|"Oh Trent, you're such a poppet, holding my award for me..."|
Don’t open your eyes, you won’t like what you see
The devils of truth steal the souls of the free
Don’t open your eyes, take it from me
I have found, you can find
Happiness in Slavery
I don't know what I am
I don't know where I've been
Just words and so much skin
Stick my hands thru the cage
Of this endless routine
Just some flesh caught in this big broken machine
~ Nine Inch Nails
I haven’t been around for a few days, now.
On Monday I went for the first of a few dental surgeries. During my time under, I am quite certain that Dr. Yu and his assistant removed my teeth and replaced them with tooth-shaped cyanide capsules, so they could sit back and watch the hilarity ensue.
Now, I know what you’re all thinking, but I AM NOT PARANOID.
All I’m saying is, they’re watching me.
I’ve spent the past several days under my blankets, bemoaning my soon-approaching death and my apparent lack of adequate dental hygiene. Actually, it’s less a lack of proper care of my teeth, and more an irrational and irrepressible fear of the dentist that has lead me to my current state of misery, but whatever.

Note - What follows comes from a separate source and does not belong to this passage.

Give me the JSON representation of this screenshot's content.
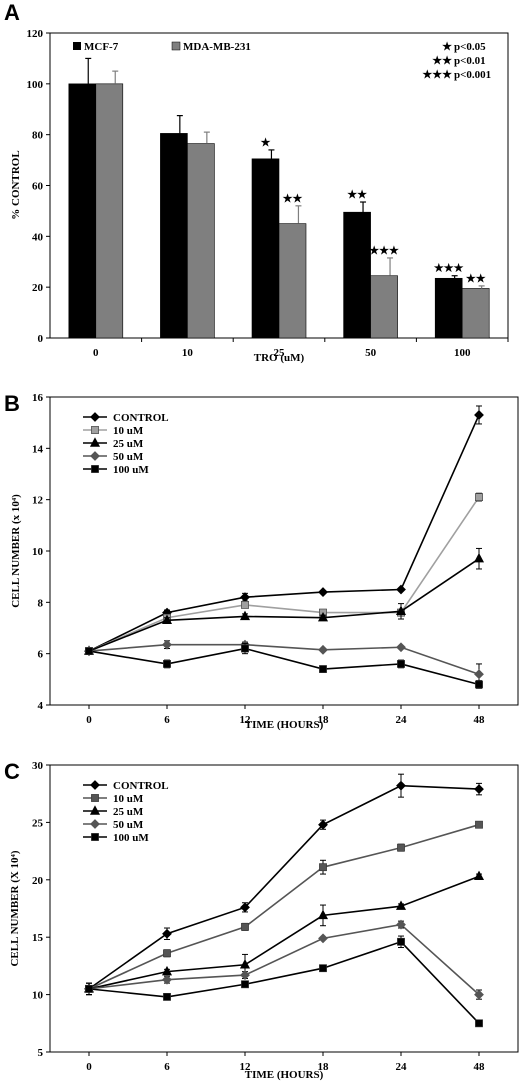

You say tomato, I saw Ow, my teeth hurt hurt. Anyway, Mr. Rollins, my beloved MacBook (cuz I get to touch it all the time, get it? GET IT?), was but a mere two feet away, on the floor beside my bed, but I was too lost in my solipsistic misery to lean over and pick him up and do anything productive. Besides that, I could see that he was far too busy, working double duty as Billy’s hot water bottle.
Anyhoo, in my absence, I have been remiss in acknowledging a few things that really deserve to be acknowledged. I need to apologize to the adorable Jewels, who very kindly threw an award my way over the weekend:
I was planning to respond to her generosity on Monday, as Sunday was, of course, my imaginary boyfriend Henry Rollins' birthday, which obviously takes precedence over everything in the entire world. In fact, I was somewhat looking forward to seeing what nonsensical gobbledygook would flow from my fingers, fresh from general anesthetic as I would be on Monday afternoon. However, I failed to account for the sleepiness that would overtake me the moment I saw my bed.
And here we are, three days later.
In accepting this award, I realized that I forgot to pass along another award, that was given to me by my buddy Sugar Free, at Sugar Free Thoughts.
Christ. I’m up to my boobs in unrequited awards, here. And so, here we go. Here’s the seven things you don’t want to know about me:
- Besides Henry Rollins, I wish Stephen Colbert and 1979 Jello Biafra lived in my pants. I’m not sure if you knew that. Did you know that? Now you do.
- I don’t know why I’m so angry and hateful sometimes. Or maybe I do, and I just don’t want to tell you. I like my charm to remain something of a mystery.
- I was in a movie once, called “Confessions of a Go Go Girl”. It was terrible, but my boobs looked fantastic.
- When I was little, I owned a pair of Wonder Woman flip flops. I loved them, and cried when me mum threw them away.
- I once got suspended from elementary school for paying two girls to kiss on the school bus.
- I used to have an office job. I made roughly the same amount of money in a month that I made in a weekend dancing, so I chucked it after nine months.
- I am supposedly good with children, but they terrify the shit out of me. I’m so scared they’ll break, and that I’ll be the one to blame.
Okay, so the Jadip award I am giving to a girl named Daae, at Fickle Frustrations (and other such things). Daae and I were in hop-sital together, though she has made it through a lot more successfully than I. She is an amazing young woman, who keeps fighting every day, and though I’d shoot myself in the face before I’d tell her, I’m very proud of her for how far she has come. Plus, she’s going to be a famous concert flutist one day, and I fully plan on riding her coat tails to infinity.
Now, here’s my seven suckers for the Stylish Blogger award:
These are all really well written and funny blogs. Take a sec and go check 'em out.
I’m going back to bed, to die of cyanide poisoning.